NHS Surrey Heartlands supports the use of an open MRI scan where at least one of the following criteria are met:
- Patients who are unable to tolerate conventional MRI due to claustrophobia despite trying a number of conservative measures to manage the anxiety, such as being offered mild sedatives, use of physical measures like noise cancelling headphones, and scanning feet first, and psychological measures such as reassurance and explanation, and specific treatments for anxiety from a therapist. The prescription for the mild sedative should be from a Radiologist.
OR
- Patients who are unable to fit in a conventional MRI scanner, e.g., due to obesity.
OR
- Patients who are unable to lie flat for the duration of a conventional MRI scan due to significant medical reasons, e.g., due to extreme pain.
Any patient who requires an Open MRI scan and meets the criteria above should be referred to an appropriate open MRI scanner facility on a Provider-to-Provider basis.
Clinicians requesting an open MRI scan for patients with debilitating symptoms which are thought to be due to weight bearing pathology can refer the case for assessment for funding on an individual basis via the Individual Funding Request process.

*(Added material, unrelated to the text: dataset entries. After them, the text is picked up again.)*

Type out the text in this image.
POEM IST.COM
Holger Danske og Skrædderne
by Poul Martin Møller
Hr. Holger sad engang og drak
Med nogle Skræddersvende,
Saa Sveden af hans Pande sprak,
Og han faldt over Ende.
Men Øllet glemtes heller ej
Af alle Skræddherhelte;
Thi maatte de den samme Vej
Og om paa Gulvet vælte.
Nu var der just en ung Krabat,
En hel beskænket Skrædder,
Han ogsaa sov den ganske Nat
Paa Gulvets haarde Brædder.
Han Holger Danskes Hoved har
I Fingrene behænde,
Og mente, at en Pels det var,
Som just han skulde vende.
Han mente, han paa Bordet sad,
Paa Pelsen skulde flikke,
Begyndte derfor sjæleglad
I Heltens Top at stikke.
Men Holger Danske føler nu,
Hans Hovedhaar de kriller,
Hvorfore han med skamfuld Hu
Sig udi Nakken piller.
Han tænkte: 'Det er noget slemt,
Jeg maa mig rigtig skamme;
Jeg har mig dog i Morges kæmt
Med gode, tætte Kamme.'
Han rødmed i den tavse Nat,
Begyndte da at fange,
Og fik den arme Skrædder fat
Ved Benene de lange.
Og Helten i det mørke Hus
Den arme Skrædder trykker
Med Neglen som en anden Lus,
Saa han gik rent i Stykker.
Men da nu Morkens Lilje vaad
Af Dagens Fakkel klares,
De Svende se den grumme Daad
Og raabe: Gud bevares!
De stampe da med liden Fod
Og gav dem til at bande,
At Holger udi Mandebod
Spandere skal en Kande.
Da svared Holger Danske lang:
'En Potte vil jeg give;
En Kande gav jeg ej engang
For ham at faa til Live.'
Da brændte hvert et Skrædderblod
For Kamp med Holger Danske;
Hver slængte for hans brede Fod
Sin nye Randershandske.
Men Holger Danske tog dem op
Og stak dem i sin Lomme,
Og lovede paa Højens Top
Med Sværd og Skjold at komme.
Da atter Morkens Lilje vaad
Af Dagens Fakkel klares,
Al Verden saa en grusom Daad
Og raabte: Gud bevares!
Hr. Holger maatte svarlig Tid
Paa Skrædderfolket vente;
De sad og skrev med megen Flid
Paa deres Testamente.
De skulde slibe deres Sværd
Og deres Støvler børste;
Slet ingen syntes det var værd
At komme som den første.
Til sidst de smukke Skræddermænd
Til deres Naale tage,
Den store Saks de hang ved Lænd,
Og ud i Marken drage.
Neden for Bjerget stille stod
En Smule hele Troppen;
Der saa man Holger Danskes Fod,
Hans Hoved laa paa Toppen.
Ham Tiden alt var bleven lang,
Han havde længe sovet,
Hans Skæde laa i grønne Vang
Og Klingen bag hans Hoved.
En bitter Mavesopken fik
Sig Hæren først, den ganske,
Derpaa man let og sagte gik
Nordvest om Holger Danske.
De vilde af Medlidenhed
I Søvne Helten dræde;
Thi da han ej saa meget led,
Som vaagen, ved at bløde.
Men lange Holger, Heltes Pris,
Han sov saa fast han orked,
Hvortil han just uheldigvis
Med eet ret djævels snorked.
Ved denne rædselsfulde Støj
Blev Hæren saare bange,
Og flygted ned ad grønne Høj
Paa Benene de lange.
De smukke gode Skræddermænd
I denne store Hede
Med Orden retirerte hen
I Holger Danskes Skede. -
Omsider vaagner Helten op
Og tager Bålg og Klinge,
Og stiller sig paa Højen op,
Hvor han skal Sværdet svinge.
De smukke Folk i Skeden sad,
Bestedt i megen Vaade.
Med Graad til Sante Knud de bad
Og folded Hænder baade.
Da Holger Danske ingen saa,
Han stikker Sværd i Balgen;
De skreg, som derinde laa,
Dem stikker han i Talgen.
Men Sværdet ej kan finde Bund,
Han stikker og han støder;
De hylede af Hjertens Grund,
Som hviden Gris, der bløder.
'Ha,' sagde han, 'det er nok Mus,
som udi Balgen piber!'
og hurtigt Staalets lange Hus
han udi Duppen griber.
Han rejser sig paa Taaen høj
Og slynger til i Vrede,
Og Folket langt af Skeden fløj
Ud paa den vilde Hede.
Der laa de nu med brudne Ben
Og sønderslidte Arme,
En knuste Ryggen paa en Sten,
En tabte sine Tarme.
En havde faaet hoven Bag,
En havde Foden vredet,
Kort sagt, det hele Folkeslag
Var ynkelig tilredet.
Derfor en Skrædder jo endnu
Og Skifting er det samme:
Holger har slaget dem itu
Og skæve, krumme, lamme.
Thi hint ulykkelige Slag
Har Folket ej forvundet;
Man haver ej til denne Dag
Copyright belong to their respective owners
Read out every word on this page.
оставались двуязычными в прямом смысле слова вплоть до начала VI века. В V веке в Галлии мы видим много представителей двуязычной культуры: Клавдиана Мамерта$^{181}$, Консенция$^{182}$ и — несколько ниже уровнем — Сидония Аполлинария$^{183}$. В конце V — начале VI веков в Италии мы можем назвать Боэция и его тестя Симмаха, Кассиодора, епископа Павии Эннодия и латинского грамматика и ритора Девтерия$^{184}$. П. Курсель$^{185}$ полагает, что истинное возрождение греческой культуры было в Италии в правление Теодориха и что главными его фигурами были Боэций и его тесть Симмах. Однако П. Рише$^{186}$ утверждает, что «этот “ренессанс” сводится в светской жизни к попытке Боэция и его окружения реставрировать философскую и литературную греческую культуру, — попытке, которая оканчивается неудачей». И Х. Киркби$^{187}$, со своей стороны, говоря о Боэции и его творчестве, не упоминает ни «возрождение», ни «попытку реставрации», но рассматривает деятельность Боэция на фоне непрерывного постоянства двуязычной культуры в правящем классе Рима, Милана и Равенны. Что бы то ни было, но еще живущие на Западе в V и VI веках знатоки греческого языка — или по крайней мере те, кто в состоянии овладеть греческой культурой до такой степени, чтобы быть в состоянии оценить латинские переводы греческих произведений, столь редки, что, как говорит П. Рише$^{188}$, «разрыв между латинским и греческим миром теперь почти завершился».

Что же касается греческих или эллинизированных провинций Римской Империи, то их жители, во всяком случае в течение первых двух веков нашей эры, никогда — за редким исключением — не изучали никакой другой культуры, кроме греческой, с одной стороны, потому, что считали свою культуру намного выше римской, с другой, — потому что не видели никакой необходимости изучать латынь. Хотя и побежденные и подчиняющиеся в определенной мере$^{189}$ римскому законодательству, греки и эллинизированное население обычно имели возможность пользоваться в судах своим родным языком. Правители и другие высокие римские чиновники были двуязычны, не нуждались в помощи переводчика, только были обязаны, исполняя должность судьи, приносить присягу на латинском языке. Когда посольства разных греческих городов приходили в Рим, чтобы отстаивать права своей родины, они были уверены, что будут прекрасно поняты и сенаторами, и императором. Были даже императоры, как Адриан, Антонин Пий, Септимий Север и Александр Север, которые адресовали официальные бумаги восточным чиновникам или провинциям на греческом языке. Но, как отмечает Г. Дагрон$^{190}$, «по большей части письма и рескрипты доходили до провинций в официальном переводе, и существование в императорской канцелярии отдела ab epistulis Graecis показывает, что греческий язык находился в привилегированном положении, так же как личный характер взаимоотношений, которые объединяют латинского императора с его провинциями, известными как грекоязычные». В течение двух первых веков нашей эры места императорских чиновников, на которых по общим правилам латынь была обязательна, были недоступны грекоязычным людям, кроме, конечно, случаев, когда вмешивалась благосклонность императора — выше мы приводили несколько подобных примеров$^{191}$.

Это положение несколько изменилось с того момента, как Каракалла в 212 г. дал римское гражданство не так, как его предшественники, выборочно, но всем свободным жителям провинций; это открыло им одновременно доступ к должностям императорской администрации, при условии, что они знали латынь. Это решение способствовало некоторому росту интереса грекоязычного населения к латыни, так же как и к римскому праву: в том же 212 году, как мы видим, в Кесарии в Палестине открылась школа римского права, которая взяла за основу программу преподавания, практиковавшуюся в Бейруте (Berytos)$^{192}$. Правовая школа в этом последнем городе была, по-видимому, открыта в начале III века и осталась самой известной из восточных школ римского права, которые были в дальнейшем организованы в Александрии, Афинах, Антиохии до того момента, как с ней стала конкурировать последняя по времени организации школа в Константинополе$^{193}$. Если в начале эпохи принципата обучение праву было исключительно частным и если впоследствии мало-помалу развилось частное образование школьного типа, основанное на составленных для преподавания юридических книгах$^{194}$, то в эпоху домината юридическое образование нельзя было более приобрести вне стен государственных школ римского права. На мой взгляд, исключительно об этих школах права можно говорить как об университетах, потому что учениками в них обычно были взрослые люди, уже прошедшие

Potential examples of this include examination of the lumbar spine, neck and spine muscles, knee, and hip joints.
Resources
Treatments not routinely published policy (TNRF2)
Additional information
Assuming patients meet the criteria for this procedure, the consultant can provide the treatment.
However, if the patients does not meet the criteria, the consultant has the option of submitting an Individual Funding Request (IFR) application to the Effective Commissioning Initiative Team at NHS Surrey Heartlands via the Blueteq database if they consider them to be clinically exceptional.